Ia hampir tertawa, lalu buru-buru menyelesaikan kalimatnya yang kupotong. “ ... membaca buku, meneropong bintang, mengajar, dan banyak hal lainnya.”

“Dan sirup mengalahkan hal mulia seperti mengajar?” Bahkan yang kuterka hal yang membuatnya bahagia adalah yang menjadi alasan ia hidup pun bukan nomor pertama yang membuatnya bahagia.

“Hei, jangan salah. Coba kau bayangkan jika berada di tengah gurun yang sangat panas lalu kamu menemukan sebuah telaga. Beneran. Bukan fatamorgana. Betapa membahagaiakannya itu, kan?”

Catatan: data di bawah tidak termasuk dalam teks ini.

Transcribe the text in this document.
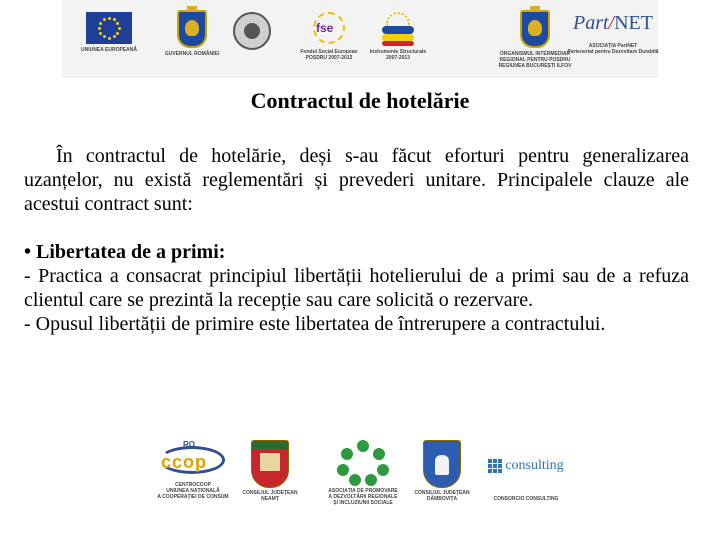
UNIUNEA EUROPEANĂ
GUVERNUL ROMÂNIEI
fse
Fondul Social European
POSDRU 2007-2013
Instrumente Structurale
2007-2013
ORGANISMUL INTERMEDIAR
REGIONAL PENTRU POSDRU
REGIUNEA BUCUREȘTI ILFOV
Part/NET
ASOCIAȚIA PartNET
Parteneriat pentru Dezvoltare Durabilă
Contractul de hotelărie

În contractul de hotelărie, deși s-au făcut eforturi pentru generalizarea uzanțelor, nu există reglementări și prevederi unitare. Principalele clauze ale acestui contract sunt:

• Libertatea de a primi:

- Practica a consacrat principiul libertății hotelierului de a primi sau de a refuza clientul care se prezintă la recepție sau care solicită o rezervare.

- Opusul libertății de primire este libertatea de întrerupere a contractului.

RO
ccop
CENTROCOOP
UNIUNEA NAȚIONALĂ
A COOPERAȚIEI DE CONSUM
CONSILIUL JUDEȚEAN
NEAMȚ
ASOCIAȚIA DE PROMOVARE
A DEZVOLTĂRII REGIONALE
ȘI INCLUZIUNII SOCIALE
CONSILIUL JUDEȚEAN
DÂMBOVIȚA
consulting
CONSORCIO CONSULTING
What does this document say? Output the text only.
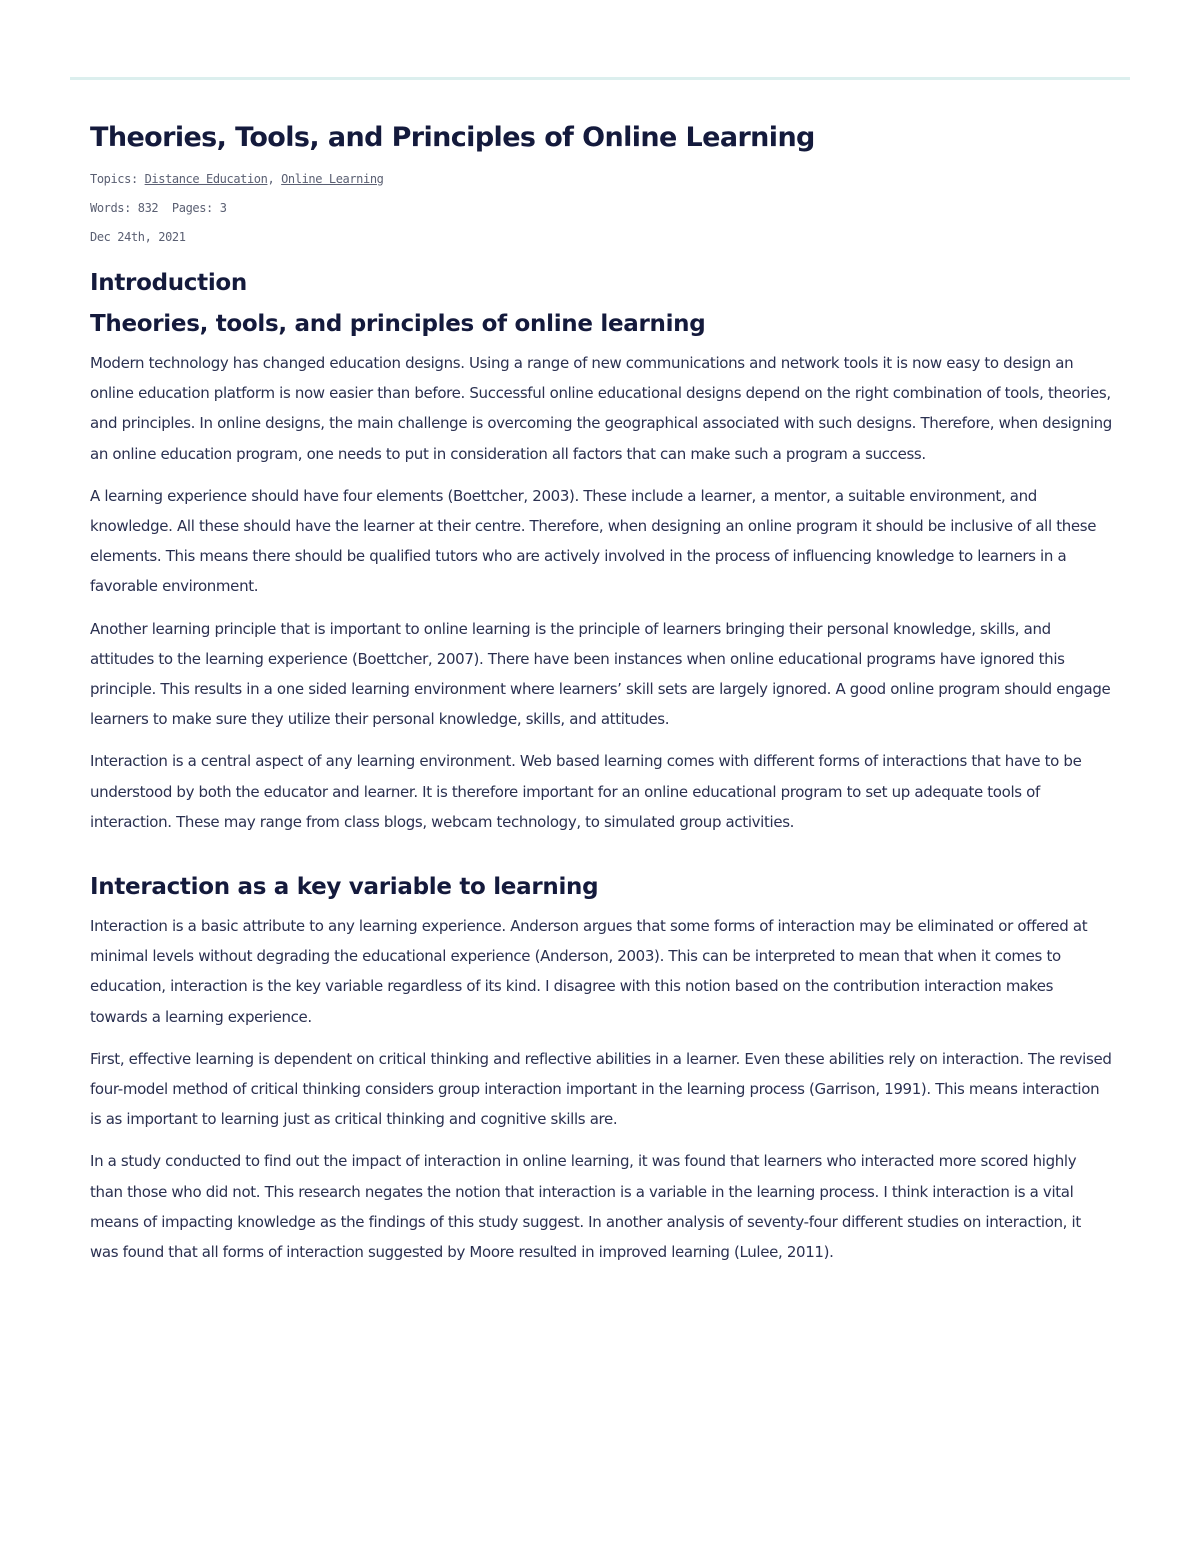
Theories, Tools, and Principles of Online Learning

Topics: Distance Education, Online Learning

Words: 832 Pages: 3

Dec 24th, 2021

Introduction
Theories, tools, and principles of online learning

Modern technology has changed education designs. Using a range of new communications and network tools it is now easy to design an online education platform is now easier than before. Successful online educational designs depend on the right combination of tools, theories, and principles. In online designs, the main challenge is overcoming the geographical associated with such designs. Therefore, when designing an online education program, one needs to put in consideration all factors that can make such a program a success.

A learning experience should have four elements (Boettcher, 2003). These include a learner, a mentor, a suitable environment, and knowledge. All these should have the learner at their centre. Therefore, when designing an online program it should be inclusive of all these elements. This means there should be qualified tutors who are actively involved in the process of influencing knowledge to learners in a favorable environment.

Another learning principle that is important to online learning is the principle of learners bringing their personal knowledge, skills, and attitudes to the learning experience (Boettcher, 2007). There have been instances when online educational programs have ignored this principle. This results in a one sided learning environment where learners’ skill sets are largely ignored. A good online program should engage learners to make sure they utilize their personal knowledge, skills, and attitudes.

Interaction is a central aspect of any learning environment. Web based learning comes with different forms of interactions that have to be understood by both the educator and learner. It is therefore important for an online educational program to set up adequate tools of interaction. These may range from class blogs, webcam technology, to simulated group activities.

Interaction as a key variable to learning

Interaction is a basic attribute to any learning experience. Anderson argues that some forms of interaction may be eliminated or offered at minimal levels without degrading the educational experience (Anderson, 2003). This can be interpreted to mean that when it comes to education, interaction is the key variable regardless of its kind. I disagree with this notion based on the contribution interaction makes towards a learning experience.

First, effective learning is dependent on critical thinking and reflective abilities in a learner. Even these abilities rely on interaction. The revised four-model method of critical thinking considers group interaction important in the learning process (Garrison, 1991). This means interaction is as important to learning just as critical thinking and cognitive skills are.

In a study conducted to find out the impact of interaction in online learning, it was found that learners who interacted more scored highly than those who did not. This research negates the notion that interaction is a variable in the learning process. I think interaction is a vital means of impacting knowledge as the findings of this study suggest. In another analysis of seventy-four different studies on interaction, it was found that all forms of interaction suggested by Moore resulted in improved learning (Lulee, 2011).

Aku lantang tertawa. “Tak perlu jauh-jauh ke gurun. Mereka yang kehabisan minum dan sangat lelah mendaki gunung, akan rela memberikan seluruh harta yang ia punya demi seteguk air.”

Ia menjentikkan jarinya. “Nah, seperti itu pula aku.”

Setahun berlalu setelah mengetahui namanya tak membuatku betul-betul mengenalnya secara utuh. Ada banyak hal ternyata yang tak ia kemukakan setelah ratusan percakapan yang menurutnya tak biasa ia lakukan dengan orang lain. Aku ingin sekali mengetahui semuanya.

“Hidup di hutan. Itu kan yang membuatmu bahagia?”

Tak perlu aku mengangguk, ia sendiri yang memberitahu alasannya. “Orion, empat tahun kau hidup bahkan tak tahu presiden sudah berganti, tak bisa kah kau menyudahi ini?”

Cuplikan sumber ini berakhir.